Die Membrane wurde bei Übersetzungen ins Deutsche meist bevorzugt, vor allem weil sie das älteste Textzeugnis der Thidrekssaga darstellt. Dabei enthalten die Abschriften A+E und B+D einige Abweichungen. Besonders die Handschrift A fällt dadurch auf, dass sie mit anderen nordischen Überlieferungen wie der Völsunga-Saga in vielem übereinstimmt. So nennt diese Handschrift Kriemhild unter dem Namen Gudrun, sie bezeichnet Brünhild als Budlis Tochter und erzählt als einzige von deren frühem Tod nach Siegfrieds Tod. Auch kennt sie den Namen von Siegfrieds Schwester Signy.

Die altschwedische Fassung

Neben diesen drei mit einander verwandten Handschriften gibt es noch eine altschwedische Fassung in zwei Handschriften (Sv A und Sv B) aus dem 15. Jahrhundert, die Didriks-Krönikan (Dietrichschronik) oder Sagan om Didrik af Bern genannt wird. Sie berichtet insgesamt sachlicher und kürzer, inhaltlich unterscheidet sie sich vor allem am Ende von den isländischen Überlieferungen (in Mb fehlt der Schluss). Dietrich kämpft am Ende mit Wideke Wielandssohn, der die Attilasöhne und Dietrichs Bruder getötet hatte, besiegt ihn, stirbt aber, nach Versenkung Mimungs in einem See, in Schwaben an seinen Wunden. Der Publizist Heinz Ritter-Schaumburg übersetzte sie erstmals ins Deutsche und belegte sie mit der Bezeichnung "Svava", wobei es sich um ein Geisterwort handelt. Heinz Ritter hat die gängige Abkürzung für die altschwedische Version der Thidrekssaga (Didrikskrønike aus dem 15. Jahrhundert), nämlich "Sv", wie sie von Bertelsen in seiner Ausgabe von 1905-11 zusammenfassend für die Skoklosterhandschrift Nr. 115-116, quarto, und die Handschrift K 45 in der Königlichen Bibliothek Stockholm verwendet wurde, offensichtlich missverstanden und willkürlich zu "Svava" ergänzt. In Wirklichkeit steht "Sv" für "svensk" = "schwedisch".

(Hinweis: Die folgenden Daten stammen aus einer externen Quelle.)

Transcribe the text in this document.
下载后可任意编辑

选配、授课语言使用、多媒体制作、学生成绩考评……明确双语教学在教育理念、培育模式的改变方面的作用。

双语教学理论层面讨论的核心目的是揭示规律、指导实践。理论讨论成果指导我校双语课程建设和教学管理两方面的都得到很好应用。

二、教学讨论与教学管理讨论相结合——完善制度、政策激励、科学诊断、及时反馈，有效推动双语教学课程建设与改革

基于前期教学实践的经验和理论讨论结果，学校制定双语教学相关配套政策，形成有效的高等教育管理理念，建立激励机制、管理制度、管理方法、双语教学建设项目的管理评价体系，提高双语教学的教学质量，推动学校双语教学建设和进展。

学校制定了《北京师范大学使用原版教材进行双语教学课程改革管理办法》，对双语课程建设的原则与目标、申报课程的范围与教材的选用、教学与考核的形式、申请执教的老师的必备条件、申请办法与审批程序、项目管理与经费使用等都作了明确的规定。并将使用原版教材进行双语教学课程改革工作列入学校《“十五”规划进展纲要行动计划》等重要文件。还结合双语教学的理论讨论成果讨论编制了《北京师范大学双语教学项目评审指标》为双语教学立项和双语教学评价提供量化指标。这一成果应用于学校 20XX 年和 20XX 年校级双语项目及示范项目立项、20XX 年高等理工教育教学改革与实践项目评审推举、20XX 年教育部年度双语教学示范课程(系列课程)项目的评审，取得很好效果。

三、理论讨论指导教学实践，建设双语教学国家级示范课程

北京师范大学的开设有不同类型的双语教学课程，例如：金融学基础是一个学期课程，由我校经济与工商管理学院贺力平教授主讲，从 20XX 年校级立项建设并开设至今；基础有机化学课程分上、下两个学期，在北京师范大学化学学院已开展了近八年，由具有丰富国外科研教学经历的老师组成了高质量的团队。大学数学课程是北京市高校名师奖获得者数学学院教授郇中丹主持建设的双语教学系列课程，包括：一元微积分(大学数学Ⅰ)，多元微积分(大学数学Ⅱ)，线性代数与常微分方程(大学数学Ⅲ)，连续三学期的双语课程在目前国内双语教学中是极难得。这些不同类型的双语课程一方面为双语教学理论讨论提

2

Dass es sich bei der schwedischen Fassung der Thidrekssaga um eine Übersetzung handelt, gibt sie selbst ganz am Schluss zu verstehen, mit den Worten: Herrn Didriks Buch hat nun sein Enden, Gott möge seine Gnade senden Dem, der es tat auf Schwedisch wenden. Vor allem deshalb wird die altschwedische Fassung im Allgemeinen für eine verkürzte Übersetzung der altwestnordischen Membrane betrachtet.

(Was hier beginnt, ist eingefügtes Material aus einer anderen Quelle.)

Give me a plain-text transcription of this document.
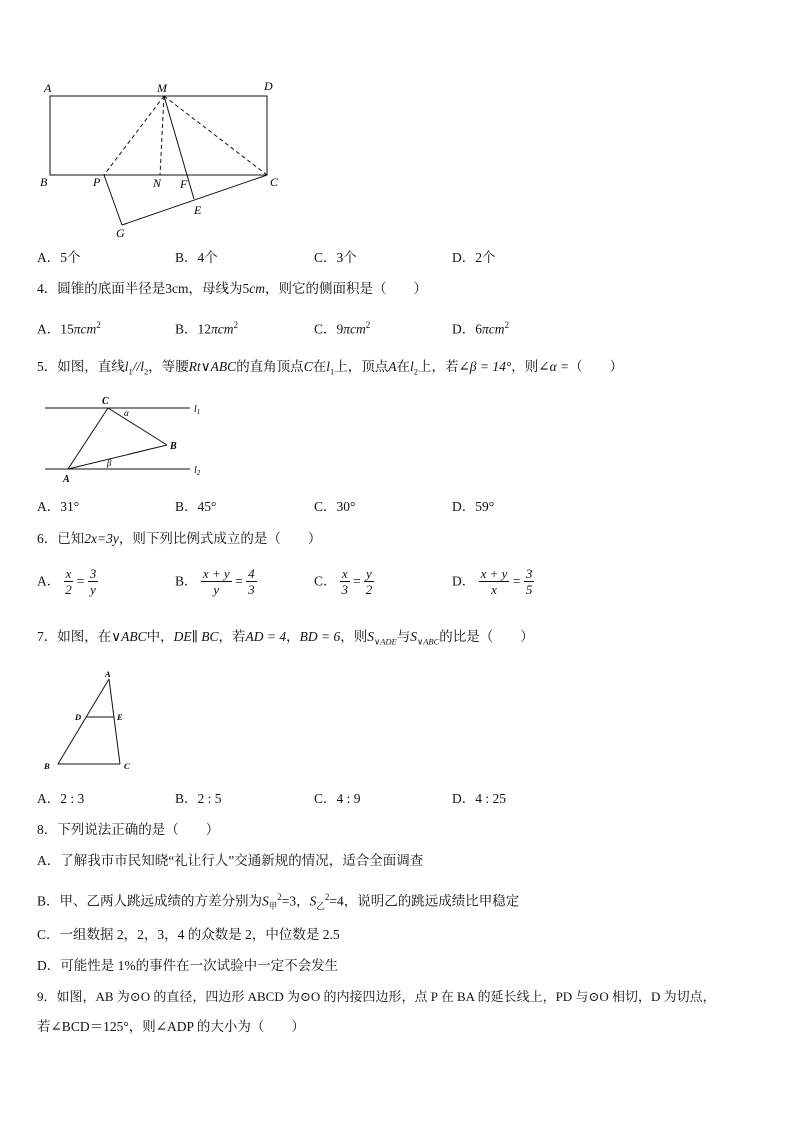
A	M	D
B	P	N F	C
E
G
A．5个	B．4个	C．3个	D．2个
4．圆锥的底面半径是3cm，母线为5cm，则它的侧面积是（　　）
A．15πcm$^2$	B．12πcm$^2$	C．9πcm$^2$	D．6πcm$^2$
5．如图，直线$l_1//l_2$，等腰Rt∨ABC的直角顶点C在$l_1$上，顶点A在$l_2$上，若∠β = 14°，则∠α =（　　）
C
B
A
α
β
$l_1$
$l_2$
A．31°	B．45°	C．30°	D．59°
6．已知2x=3y，则下列比例式成立的是（　　）
A． $\frac{x}{2} = \frac{3}{y}$	B． $\frac{x + y}{y} = \frac{4}{3}$	C． $\frac{x}{3} = \frac{y}{2}$	D． $\frac{x + y}{x} = \frac{3}{5}$
7．如图，在∨ABC中，DE∥ BC，若AD = 4，BD = 6，则$S_{\vee ADE}$与$S_{\vee ABC}$的比是（　　）
A
D	E
B	C
A．2 : 3	B．2 : 5	C．4 : 9	D．4 : 25
8．下列说法正确的是（　　）
A．了解我市市民知晓“礼让行人”交通新规的情况，适合全面调查
B．甲、乙两人跳远成绩的方差分别为$S_甲^2=3$，$S_乙^2=4$，说明乙的跳远成绩比甲稳定
C．一组数据 2，2，3，4 的众数是 2，中位数是 2.5
D．可能性是 1%的事件在一次试验中一定不会发生
9．如图，AB 为⊙O 的直径，四边形 ABCD 为⊙O 的内接四边形，点 P 在 BA 的延长线上，PD 与⊙O 相切，D 为切点，
若∠BCD＝125°，则∠ADP 的大小为（　　）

Heinz Ritter bestreitet diese Abhängigkeit und hält die schwedische Fassung für die Übersetzung eines nicht mehr existierenden dänischen oder niederdeutschen Textes, wofür auch die verwendeten niederdeutschen Namen der Helden und zahlreiche Danismen sprächen. Er verweist auch auf das Verhältnis der beiden Handschriften (Sv A und Sv B) der schwedischen Fassung, die ihm zufolge eigenständige Übersetzungen ein und desselben Textes sein müssen. Dies wäre an den vielfach verwendeten gleichbedeutenden aber anders lautenden Worten erkennbar. Die ausländische Quelle müsse aber aufgrund der starken Verwandtschaft beider Handschriften dieselbe gewesen sein und könne somit nicht die Membrane sein. Die Handschrift Sv B enthält allerdings nur den ersten Teil der Thidrekssaga bis etwa zu Sevekins Rache, weshalb sich dies nicht auf den ganzen Text bezieht.

Inhalt

Um die Gestalt des Thidrek (Didrik, Dietrich) von Bern - der seit dem Hochmittelalter mit dem Ostgotenkönig Theoderich gleichgesetzt wird - gruppiert sich eine größere Zahl ursprünglich vermutlich in andere Kontexte gehörende Heldensagen wie diejenige von Siegfried, die Nibelungensage, die Sage von Wieland dem Schmied und die Wilzensage, deren Protagonisten mittels Gefolgschaft oder Verwandtschaft mit Thidrek verknüpft werden. Dadurch wird die Thidrekssaga zur frühesten Kompilation deutscher Heldensagen in Prosaform, weshalb sie in der germanistischen Forschung häufig benutzt wird.

Überblick über den Inhalt der Kapitel

Im Folgenden die Inhaltsangabe der Membrane-Überlieferung (s.u.) nach Hanswilhelm Haefs (2004, S.76-94), nach der Inhaltsangabe in Klammern die Anzahl der Unterkapitel. Die Unterteilung in die Erzählsequenzen stammt von Kramarz-Bein (2002).

I. Erzählsequenz: Jugend und Erprobung

(Hier sind nur die isländischen Hss. A und B sowie die altschwedische Fassung Textzeugen. Der Anfang von Mb ist verloren.)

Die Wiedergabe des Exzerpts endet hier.